#MeToo contro le Demoiselles di Picasso. Protesta femminista al MoMa
Gli asterischi sul corpo della performer Emma Sulkowicz contro l'artista spagnolo che aveva fama di essere un misogino predatore. E ora dateci sotto con Caravaggio
Roma. Alcune delle principali istituzioni artistiche degli Stati Uniti stanno dibattendo su cosa fare con le fotografie di Chuck Close, il più grande ritrattista americano accusato di molestie. Intanto l’artista Emma Sulkowicz, ponendosi alla testa di un gruppo agguerrito di femministe di #MeToo, si è portata avanti con il lavoro mettendo in scena spettacoli di protesta in alcuni grandi musei, cercando di fare pressione sui loro curatori.
In tre diverse azioni, Sulkowicz si è spogliata al Metropolitan Museum of Art, al Museum of Modern Art e a una stazione della metropolitana di Second Avenue, a New York. Indossando solo un paio di slip e con il corpo coperto di asterischi, l’artista si è fatta fotografare da Sangsuk Sylvia Kangcontro il pannello di Close in metro e davanti ad un altro dipinto di Close al Met. L’asterisco dovrebbe essere il simbolo per arrivare alla “nota” incriminata: “Un asterisco è un segno di punteggiatura così piccolo rispetto all’entità dell’abuso sessuale che colpisce queste donne”.
Le femministe di #MeTo vorrebbero che sotto le opere di Close fossero inserite delle didascalie in cui si spiega che l’artista in questione era un molestatore. Poi Sulkowicz è andata al MoMa di New York e ha fatto lo stesso di fronte a uno dei quadri più famosi al mondo, le Demoiselles d’Avignon di Pablo Picasso, che aveva fama di essere un misogino predatore. Anche al MoMa la stessa scena, il corpo semi nudo dell’artista e gli asterischi.

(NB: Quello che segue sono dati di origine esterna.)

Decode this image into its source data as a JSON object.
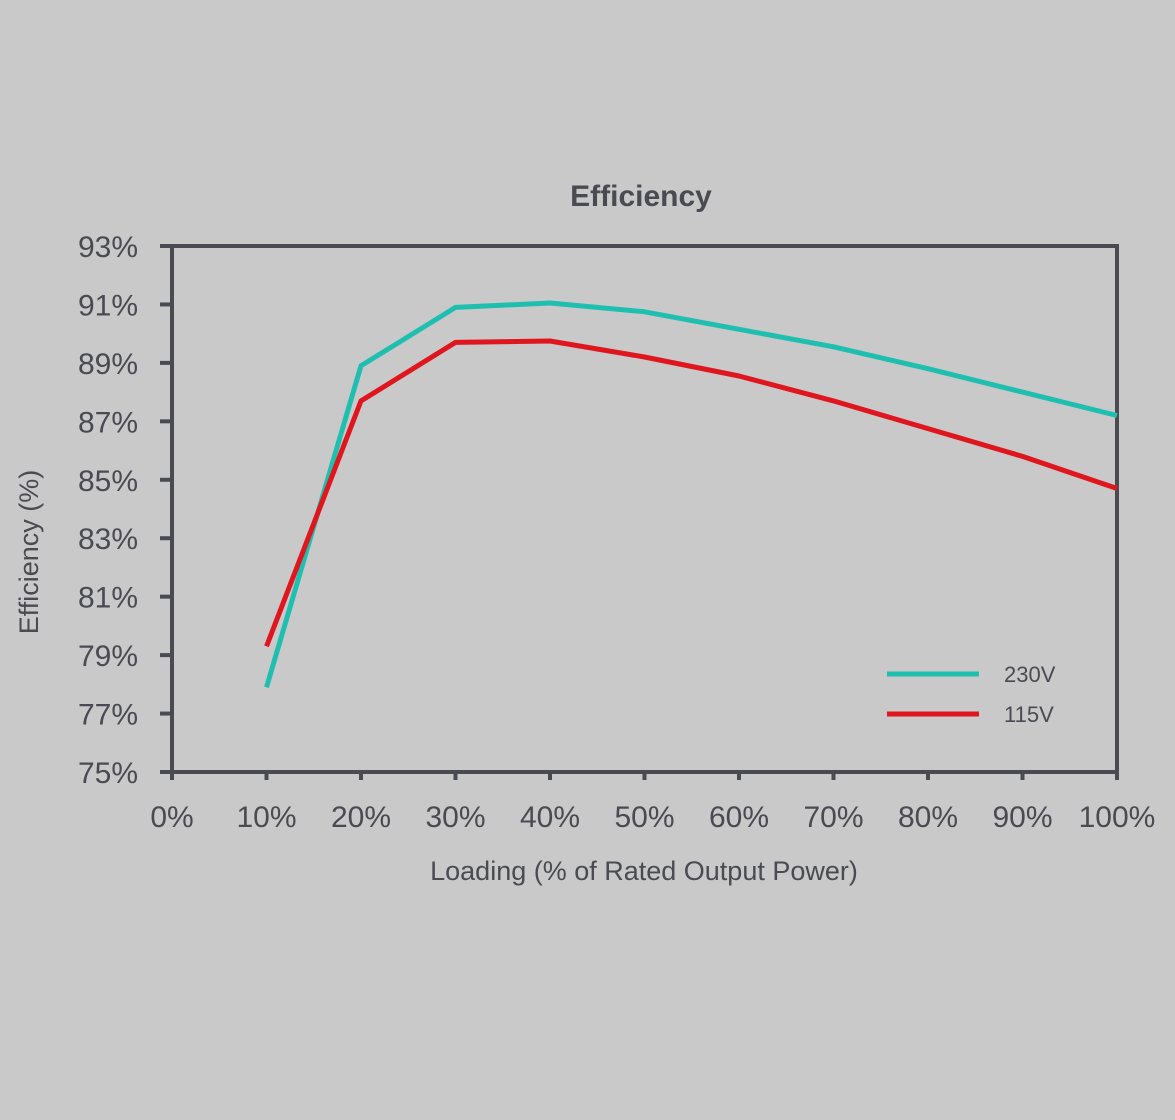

Sohrab Ahmari, un giornalista di origini iraniane, passato dal Wall Street Journal a Commentary, ha scritto il libro “The New Philistines: How Identity Politics Disfigure the Arts” su come l’arte contemporanea è ormai ossessionata dall’identità politica. “Ogni forma e genere, sia alto o basso, visivo, letterario o delle arti dello spettacolo, oggi è ossessionato con la politica di razza, genere e sessualità. L’atmosfera ideologica del mondo dell’arte è così fitta e pervasiva che chi è dentro non si rende nemmeno conto dell’aria che respiriamo. Questo stato di cose dovrebbe allarmare chiunque abbia a cuore il futuro della civiltà liberale. Le società libere hanno bisogno di un’arte che aspiri a intramontabili ideali come la verità e la bellezza. Quando la cultura è ridotta a identità di gruppo e risentimento, la tirannia è dietro l’angolo”.
Basta pensare che il Museum of Fine Arts di Boston è stato accusato di “razzismo” per aver invitato il pubblico a provare il kimono indossato dalla moglie di Claude Monet, Camille, nel dipinto “La Japonaise”. E ora che si fa, dopo l’happening contro Picasso? Un’idea ce l’ha, per scongiurarla, Svetlana Mintcheva, direttrice della National Coalition Against Censorship, che sul Guardian scrive: “Rimuovere l’arte perché macchiata dai peccati del suo creatore pone uno standard impossibile per le istituzioni d’arte e che richiederebbe di agire come esecutori dell’ortodossia morale. Non più il chiaroscuro di Caravaggio, le sue belle e sensuali giovani modelle. Non più Picasso col suo famigerato slogan ‘le donne sono macchine per la sofferenza’; non più l’espressionismo di Egon Schiele che fu accusato di abusare sessualmente dei suoi modelli adolescenti; non più Eric Gill, che ha prodotto le sculture per le stazioni della croce nella Cattedrale di Westminster, ma che ha anche abusato sessualmente delle sue figlie. I musei avranno bisogno di più spazio in magazzino che nelle gallerie”.